Candidate operators:
- Attention (Neural Turing Machine)  
- Stack, (De)Queue, Lists
- ... other memory structures ...
- **Convolutions!**: act like a **neural GPU**
    - Attention is a softmax, effectively ~1 memory item / step.
    - Similarly a stack and other task-specific memory structures
    - Convolutions affect <u>all memory items in each step</u>
    - Convolutions are already implemented and optimized
    - To train well we need to use LSTM-style gates: <u>CGRN</u> (Convolutional Gated Recurrent Networks)
![attention](figures/12_02.png)


## 4. Neural GPU
**Convolutional Gated Recurrent Networks (CGRNs)** perform many parallel operations in each step, akin
to a neural GPU and in contrast to the sequential nature of Neural Turing Machines.  
### 4.1 CGRU definition
(similar to GRU replacing linear by convolution)  
$$s_{t+1}=g \cdot s_t + (1-g) \cdot c$$  
where:  
$$g=sigmoid(conv(s_t, K_g))$$  
$$c=tanh(conv(s_t \cdot r, K_c))$$  
$$r=sigmoid(conv(s_t, K_r))$$

### 4.2 Computational power
- Small number of parameters (3 kernels: $K_g$, $K_c$, $K_r$)
- Can simulate computation of **cellular automata**
- With memory of size $n$ can do $n$ local operations / step
- E.g., can do long multiplication in $O(n)$ steps  
![CGRU](figures/12_03.png)

### 4.3 Results
A n-step n-size memory CGRN achieves 100x generalization on a number of tasks such as reversing sequences, long addition, or even non-linear-time long multiplication.  
![results](figures/12_04.png)

### 4.4 Tricks of the Trade
#### Curriculum learning
- Start training on small lengths, increase when learned  

#### Parameter sharing relaxation
- Allow to do different things in different time-steps first
- Not needed now with bigger models and orthogonal init  

#### Dropout on recurrent connections
- Randomly set 10% of state vectors to 0 in each step
- Interestingly, this is key for good length generalization  

#### Noise added to gradients
- Add small gaussian noise to gradients in each training step  

#### Gate cutoff (saturation)
- Instead of $sigmoid(x)$ use $[1.2sigmoid(x) - 0.1]_{[0,1]}$  

#### Tune parameters
- A lot of GPUs running for a few months; or: better method!

### 4.5 How to code
#### Is the graph static or dynamic?
- Dynamic ops were not exposed in first TF release, tricky
- Static graph requires bucketing and takes long to build
- **Focus**: why conditionals are tricky: batches and lambdas  

#### How do we do bucketing?
- Sparse or dense buckets?
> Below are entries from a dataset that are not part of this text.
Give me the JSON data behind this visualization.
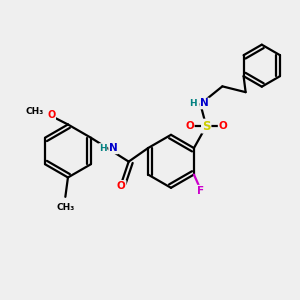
{
  "bg": "#efefef",
  "colors": {
    "C": "#000000",
    "N": "#0000cc",
    "O": "#ff0000",
    "S": "#cccc00",
    "F": "#cc00cc",
    "H": "#008080"
  },
  "lw": 1.6,
  "r1": 0.082,
  "r2": 0.065
}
Masks are bug-prone.
- How do we bucket training data? Feed or queues?
- If queues, how to do curriculum? How to not starve?  

#### How do we write layers?
- Is there a canonical way to define new functions?
- Frameworks: Keras vs Slim (OO vs functional)
- Unification in `tf.layers`: callable objects save scope
- Example: weight-normalization through custom_getter  

#### How do we organize experiments?
- Use `tf.learn`, Estimator, Experiment.
- How to register models and problems? Save runs?
- Hyper-parameters manual or tuned with ranges?